Dr Jill Johnson

Position: Lecturer
Office: I11 Hicks building
Photo of Jill Johnson


MAS113 Introduction to Probability and Statistics Information  


Interests: Uncertainty quantification for computer models; Surrogate modelling (emulation); Model-observation comparison (history matching).
Research group: Statistics


Assessment administrator


Dr Johnson studied at Newcastle University, graduating in 2010 with a PhD in Statistics. Her thesis was titled ‘Modelling Dependence in Extreme Environmental Events’. Following this, she worked in the civil service as a research statistician at the government’s Food and Environment Research Agency, looking at uncertainty quantification and risk analysis for multiple applications including food safety and land use change.

In December 2012, Dr Johnson returned to academia as a research associate in the aerosol research group at the Institute for Climate and Atmospheric Science, University of Leeds, where her work focussed on the quantification and constraint of key uncertainties in complex models of the atmosphere and climate.

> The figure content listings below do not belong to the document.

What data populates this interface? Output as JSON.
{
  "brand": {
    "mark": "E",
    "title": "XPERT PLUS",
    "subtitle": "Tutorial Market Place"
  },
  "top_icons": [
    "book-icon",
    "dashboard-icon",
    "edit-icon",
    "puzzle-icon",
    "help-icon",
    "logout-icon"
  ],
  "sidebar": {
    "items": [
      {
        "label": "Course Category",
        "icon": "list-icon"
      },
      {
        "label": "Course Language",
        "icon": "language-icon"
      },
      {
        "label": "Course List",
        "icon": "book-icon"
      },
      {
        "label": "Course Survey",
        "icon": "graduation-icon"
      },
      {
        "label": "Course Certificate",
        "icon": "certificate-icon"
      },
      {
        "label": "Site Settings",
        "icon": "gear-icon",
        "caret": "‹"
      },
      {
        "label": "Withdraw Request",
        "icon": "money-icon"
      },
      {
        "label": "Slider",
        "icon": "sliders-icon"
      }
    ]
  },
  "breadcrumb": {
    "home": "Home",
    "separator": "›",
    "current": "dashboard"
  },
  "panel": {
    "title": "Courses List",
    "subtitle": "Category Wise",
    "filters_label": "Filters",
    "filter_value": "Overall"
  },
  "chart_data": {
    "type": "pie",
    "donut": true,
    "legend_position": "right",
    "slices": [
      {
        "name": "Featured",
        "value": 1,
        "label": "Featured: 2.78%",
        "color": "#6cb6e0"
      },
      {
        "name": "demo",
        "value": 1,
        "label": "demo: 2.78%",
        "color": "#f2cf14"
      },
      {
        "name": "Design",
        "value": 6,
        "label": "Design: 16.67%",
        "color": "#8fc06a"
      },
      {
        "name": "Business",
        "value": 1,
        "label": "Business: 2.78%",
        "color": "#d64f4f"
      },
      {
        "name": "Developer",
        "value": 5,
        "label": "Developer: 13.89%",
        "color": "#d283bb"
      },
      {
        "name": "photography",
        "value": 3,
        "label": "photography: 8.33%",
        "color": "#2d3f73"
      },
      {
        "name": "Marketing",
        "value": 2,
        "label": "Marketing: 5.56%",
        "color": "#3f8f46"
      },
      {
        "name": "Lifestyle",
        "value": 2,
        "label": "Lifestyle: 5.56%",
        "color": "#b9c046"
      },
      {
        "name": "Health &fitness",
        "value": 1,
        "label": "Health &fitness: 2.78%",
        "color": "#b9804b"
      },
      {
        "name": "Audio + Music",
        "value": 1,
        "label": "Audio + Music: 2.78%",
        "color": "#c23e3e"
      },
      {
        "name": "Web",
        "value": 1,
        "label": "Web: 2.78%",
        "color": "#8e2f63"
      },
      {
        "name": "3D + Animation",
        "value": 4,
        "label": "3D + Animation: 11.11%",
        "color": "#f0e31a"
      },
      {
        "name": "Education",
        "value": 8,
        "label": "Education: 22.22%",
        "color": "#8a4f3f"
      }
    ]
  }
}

In August 2021 she joined the School of Mathematics and Statistics as a Lecturer in Statistics.

Research interests:

Dr Johnson’s research interests are in the development and practical application of statistical methods to quantify, assess and then reduce uncertainty in large-scale complex models of real-world systems. To date, she has focussed on problems in environmental science and particularly in relation to the atmosphere and climate: She has worked with a range of models on different scales including the simulation of an individual cloud, to the simulation of a cloud field, to the simulation of the global distribution of aerosols in the atmosphere. Her approaches include expert elicitation to inform parameter choices, the use of surrogate statistical models (Gaussian process emulation) to enable dense sampling over a complex model’s input uncertainties, sensitivity analysis to understand the driving sources of uncertainty and ‘history matching’ to reduce uncertainty via comparison to observations. In her research, Dr Johnson aims to address the statistical challenges of model-observation comparison to constrain the effects of high-dimensional model parameter uncertainty when using diverse observations that have sparse spatial and temporal coverage, and to explore model uncertainty when a model output is non-stationary.